Prothesen-Weitspringer Markus Rehm hat seine Forderung, für die Olympischen Spiele in Tokio nominiert werden zu wollen, sportlich und verbal bekräftigt.
«Ich habe mit 8,29 Meter zum dritten Mal die Olympia-Norm übertroffen und möchte nominiert werden», sagte der 32 Jahre alte Leverkusener bei den deutschen Meisterschaften in Braunschweig. Allerdings wurde diese Leistung nicht in der Wertung der Nichtbehinderten berücksichtigt.

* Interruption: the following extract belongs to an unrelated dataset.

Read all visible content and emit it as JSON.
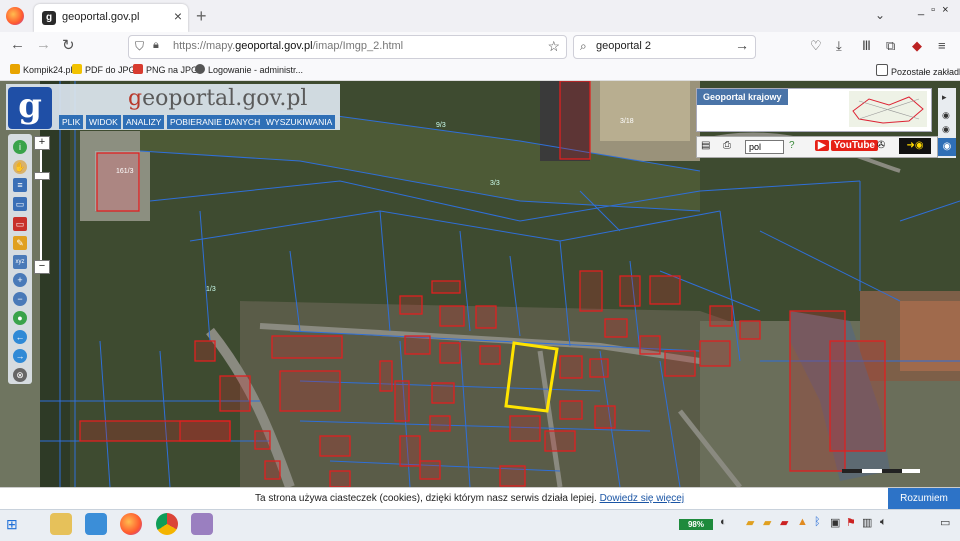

«Ich hoffe, dass wir eine einvernehmliche Regelung finden und uns nicht die Paragrafen um die Ohren hauen», meinte Rehm. Bisher habe der Deutsche Leichtathletik-Verband das Gespräch mit ihm nicht gesucht. «Ich finde es schade, dass man nicht in den Austausch geht und so mauert.» Deshalb schließt er nicht aus, juristisch seinen Anspruch auf einen Tokio-Start einzuklagen: «Man muss sich alles offen halten. Beide Seiten können es sich sparen.»
DLV sieht keinen Handlungsgrund
DLV-Leistungssportchef Idriss Gonschinska sieht keinen Grund zum Handeln. «Wir haben zum jetzigen Zeitpunkt keine Veränderung der Regel von World Athletics», betonte er. «Seit 2015 gibt es die regelmäßig, gelebte Praxis, Markus Rehm zu integrieren.» Außerdem wisse man in der Sache, dass eine Hightech-Carbonprothese eine höhere Energierückführungsrate aufweise, als es das Muskel-Skelett-System realisiere. «Insofern erfolgt die Leistungserbringung mit einer anderen Mechanik», sagte Gonschinska.

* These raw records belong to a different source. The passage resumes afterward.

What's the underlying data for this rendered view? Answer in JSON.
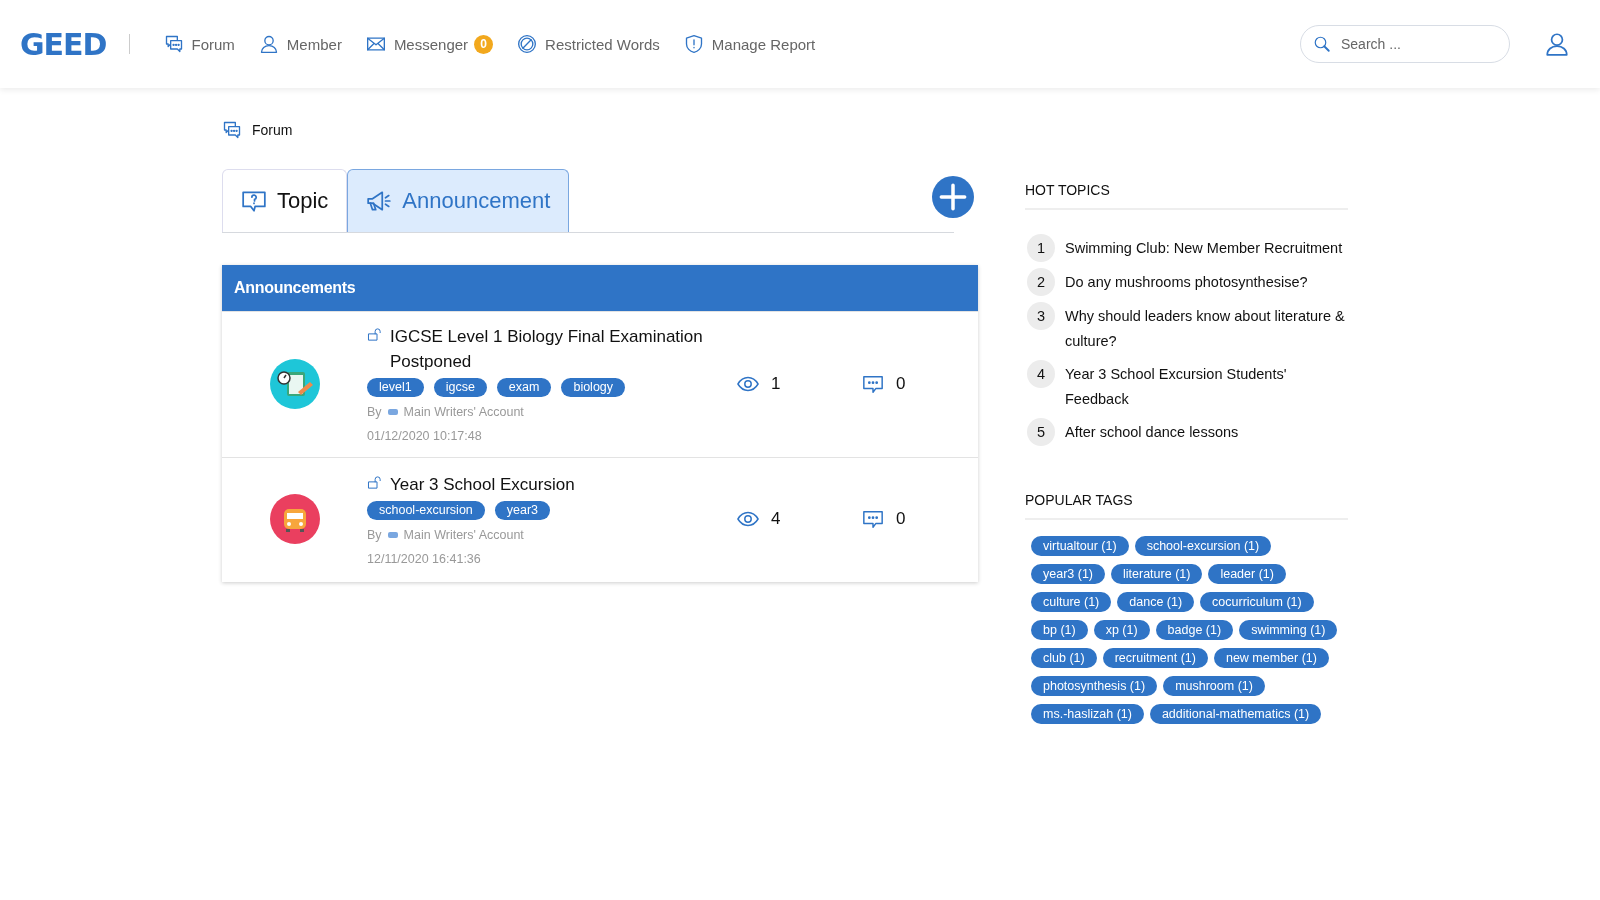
{
  "header": {
    "logo": "GEED",
    "nav": [
      {
        "kind": "forum",
        "label": "Forum"
      },
      {
        "kind": "member",
        "label": "Member"
      },
      {
        "kind": "messenger",
        "label": "Messenger",
        "badge": "0"
      },
      {
        "kind": "restricted",
        "label": "Restricted Words"
      },
      {
        "kind": "report",
        "label": "Manage Report"
      }
    ],
    "search": {
      "placeholder": "Search ..."
    }
  },
  "breadcrumb": "Forum",
  "tabs": [
    {
      "kind": "topic",
      "label": "Topic",
      "selected": false
    },
    {
      "kind": "announcement",
      "label": "Announcement",
      "selected": true
    }
  ],
  "panel": {
    "title": "Announcements",
    "items": [
      {
        "kind": "clipboard",
        "title": "IGCSE Level 1 Biology Final Examination Postponed",
        "tags": [
          "level1",
          "igcse",
          "exam",
          "biology"
        ],
        "by": "By",
        "author": "Main Writers' Account",
        "date": "01/12/2020 10:17:48",
        "views": "1",
        "comments": "0"
      },
      {
        "kind": "bus",
        "title": "Year 3 School Excursion",
        "tags": [
          "school-excursion",
          "year3"
        ],
        "by": "By",
        "author": "Main Writers' Account",
        "date": "12/11/2020 16:41:36",
        "views": "4",
        "comments": "0"
      }
    ]
  },
  "hot_topics": {
    "title": "HOT TOPICS",
    "items": [
      {
        "rank": "1",
        "text": "Swimming Club: New Member Recruitment"
      },
      {
        "rank": "2",
        "text": "Do any mushrooms photosynthesise?"
      },
      {
        "rank": "3",
        "text": "Why should leaders know about literature & culture?"
      },
      {
        "rank": "4",
        "text": "Year 3 School Excursion Students' Feedback"
      },
      {
        "rank": "5",
        "text": "After school dance lessons"
      }
    ]
  },
  "popular_tags": {
    "title": "POPULAR TAGS",
    "items": [
      "virtualtour (1)",
      "school-excursion (1)",
      "year3 (1)",
      "literature (1)",
      "leader (1)",
      "culture (1)",
      "dance (1)",
      "cocurriculum (1)",
      "bp (1)",
      "xp (1)",
      "badge (1)",
      "swimming (1)",
      "club (1)",
      "recruitment (1)",
      "new member (1)",
      "photosynthesis (1)",
      "mushroom (1)",
      "ms.-haslizah (1)",
      "additional-mathematics (1)"
    ]
  }
}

Sportlich spricht nichts gegen den Olympia-Start von Rehm – im Gegenteil. Bei den Para-Europameisterschaften verbesserte er den Weltrekord sogar auf 8,62 Meter und wäre damit Erster der Weltjahresbestenliste der Nichtbehinderten vor dem Griechen Miltiadis Tentoglou (8,60 Meter). Nummer eins der DLV-Rangliste ist Oliver Koletzko (Wiesbaden/7,90). «Tolle Leistung, aber der herkömmliche Weitsprung ist nicht mit dem mit Prothesen zu vergleichen», meinte auch der Stuttgarter Fabian Heinle, der mit 7,81 Meter Meister wurde.
2014 hatte Rehm, der als 14-Jähriger sein rechtes unteres Bein verlor, den Titel regulär gewonnen, danach wurde die DLV-Regel geändert: Gemeinsam springen ja, aber mit einer getrennten Wertung, heißt es seitdem, weil Prothesen behinderten Athleten einen Vorteil verschaffen oder verschaffen sollen. Eine Studie von 2016, zu der sich Rehm zur Verfügung stellte, ergab: Einen Beweis gab es nicht.
DLV verweist auf den Weltverband
Der DLV rückte damals nicht von seiner Position und Regel ab – und tut es heute nicht. Dabei verweist er auf den Weltverband World Athletics, der Behinderte bei seinen Titelkämpfen nicht mehr zulässt, nachdem er den südafrikanischen 400-Meter-Läufer Oscar Pistorius bei der WM 2011 und bei Olympia 2012 starten lassen musste.
Pistorius hatte dies beim Internationalen Sportgerichtshof Cas erstritten. Im vergangenen Jahr gab es vom Cas ein weiteres wegweisendes Urteil zur Beweislastumkehr bei Para-Leichtathleten: Danach müssen nicht mehr die Sportler beweisen, einen Vorteil durch Prothesen zu haben, dieser muss ihnen nachgewiesen werden.
«Der DLV beruft sich auf die Regel von Worlds Athletics, die nach dem Cas-Urteil so nicht mehr haltbar und rechtmäßig ist», kritisierte Rehm. Die Verantwortung werde immer auf andere geschoben: «Das finde ich echt traurig.»
Rehm will Zeichen für Inklusion setzen
Dem in Göppingen geborenen Meister der Orthopädietechnik geht bei Tokio-Spielen nicht darum, unbedingt in der gleichen Wertung wie die Nichtbehinderten zu starten oder eine Medaille zu gewinnen. «In erster Linie will ich beweisen, dass ich vorne mitspringen kann. Ich möchte auch ein Zeichen für Inklusion setzen», erklärte Rehm und betonte: «Für mich mache ich gar nichts mehr. Von einem veränderten Regelwerk werde ich nicht mehr profitieren.»